SurvBETA: Ensemble-Based Survival Models Using Beran Estimators and Several Attention Mechanisms
Lev V. Utkin, Semen P. Khomets, Vlada A. Efremenko, Andrei V. Konstantinov
TL;DR
SurvBETA tackles survival analysis with censored data by introducing an ensemble that uses the Beran estimator as a weak learner and aggregates conditional survival functions $S(t|\mathbf{x})$ through a three-level attention framework. The approach includes intra-Beran attention, prototype selection via Nadaraya–Watson, and a global aggregation mechanism, with a simplified special case based on the imprecise Hubers ε-contamination model to ease optimization. It demonstrates competitive performance against RSF, GBM-Cox, and GBM-AFT on synthetic and real datasets, and provides public code for reproducibility.

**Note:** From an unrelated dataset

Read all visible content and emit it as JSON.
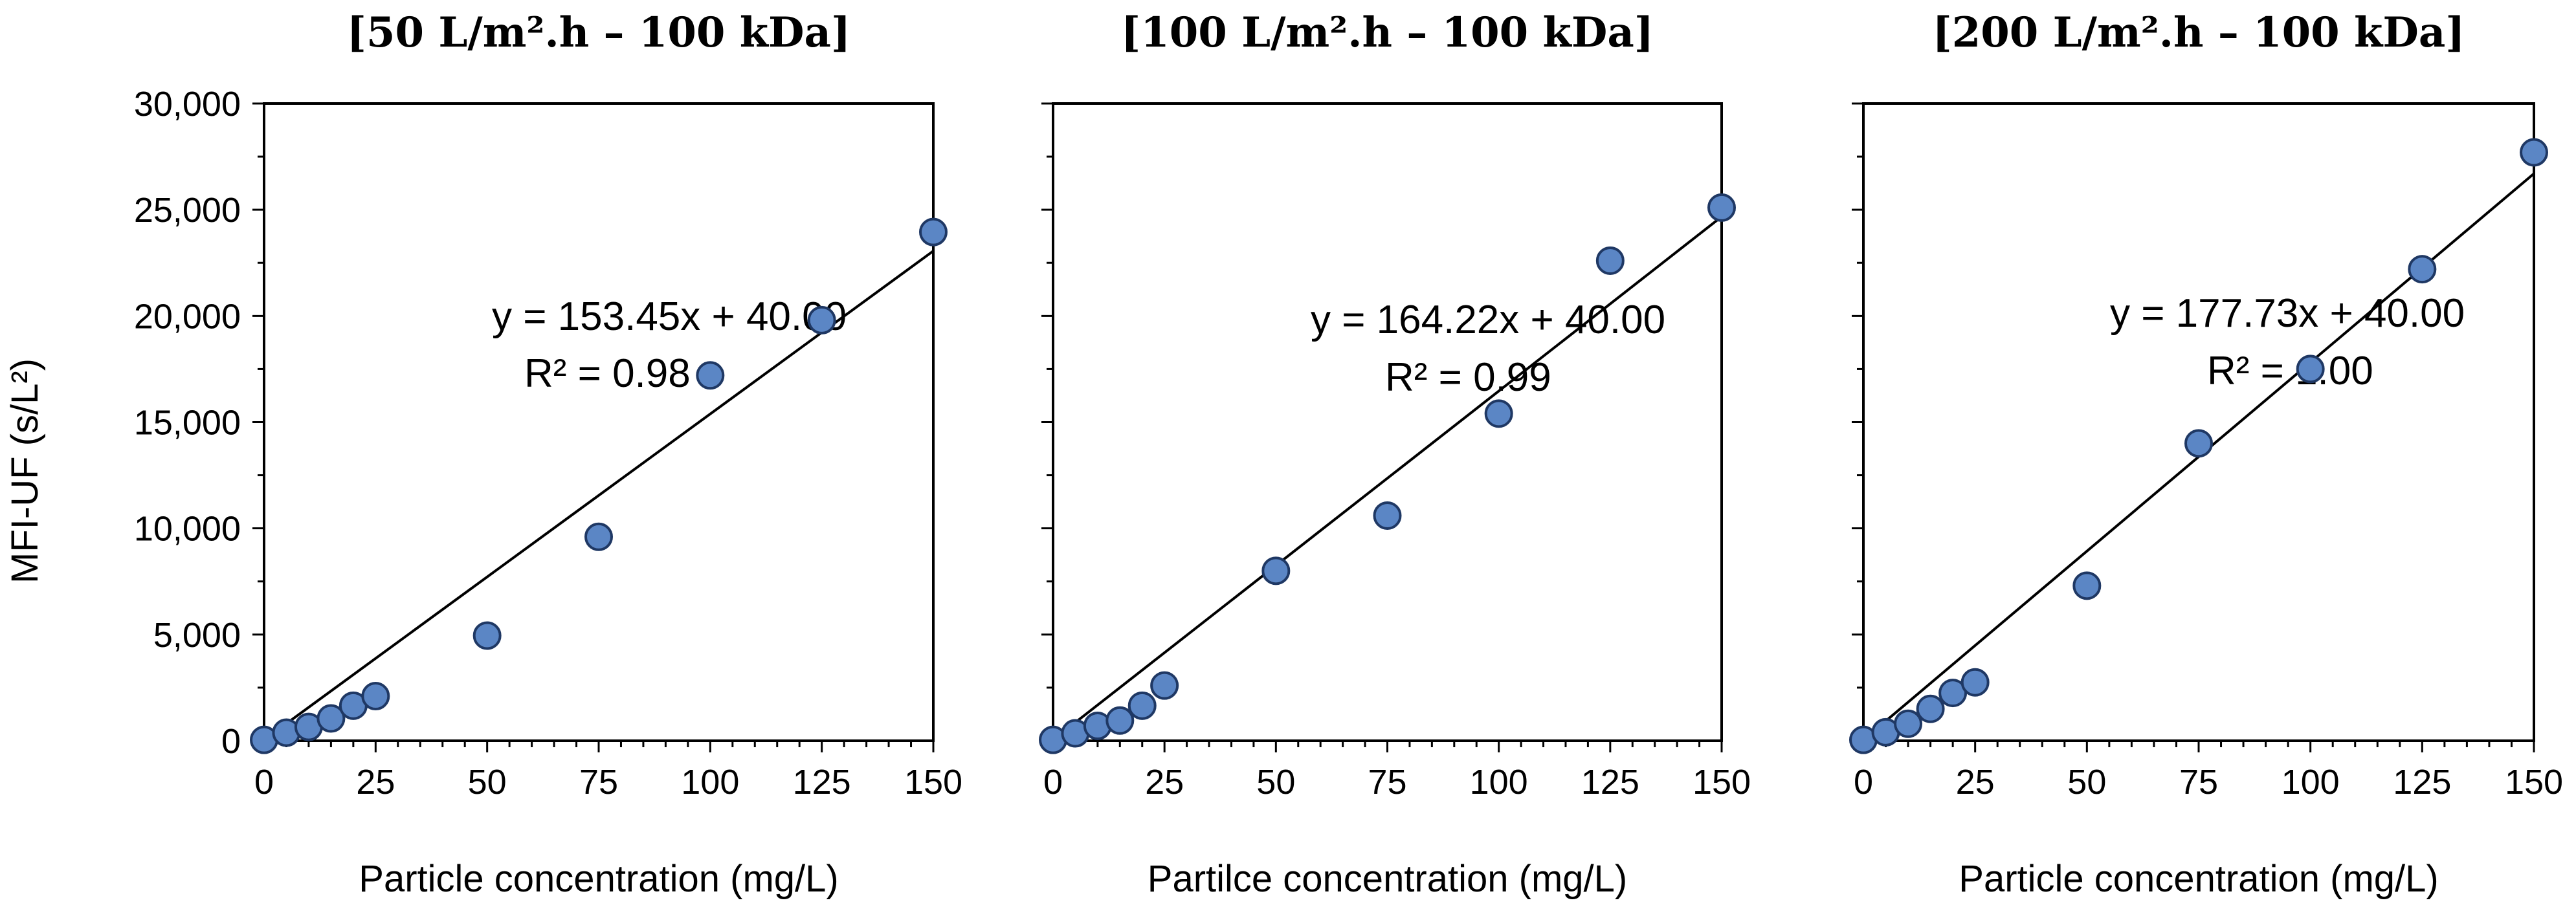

The work offers a flexible, end-to-end trainable architecture that can accommodate different weak learners and kernel choices, supporting multimodal survival modeling and potential neural-kernel extensions.
Abstract
Many ensemble-based models have been proposed to solve machine learning problems in the survival analysis framework, including random survival forests, the gradient boosting machine with weak survival models, ensembles of the Cox models. To extend the set of models, a new ensemble-based model called SurvBETA (the Survival Beran estimator Ensemble using Three Attention mechanisms) is proposed where the Beran estimator is used as a weak learner in the ensemble. The Beran estimator can be regarded as a kernel regression model taking into account the relationship between instances. Outputs of weak learners in the form of conditional survival functions are aggregated with attention weights taking into account the distance between the analyzed instance and prototypes of all bootstrap samples. The attention mechanism is used three times: for implementation of the Beran estimators, for determining specific prototypes of bootstrap samples and for aggregating the weak model predictions. The proposed model is presented in two forms: in a general form requiring to solve a complex optimization problem for its training; in a simplified form by considering a special representation of the attention weights by means of the imprecise Huber's contamination model which leads to solving a simple optimization problem. Numerical experiments illustrate properties of the model on synthetic data and compare the model with other survival models on real data. A code implementing the proposed model is publicly available.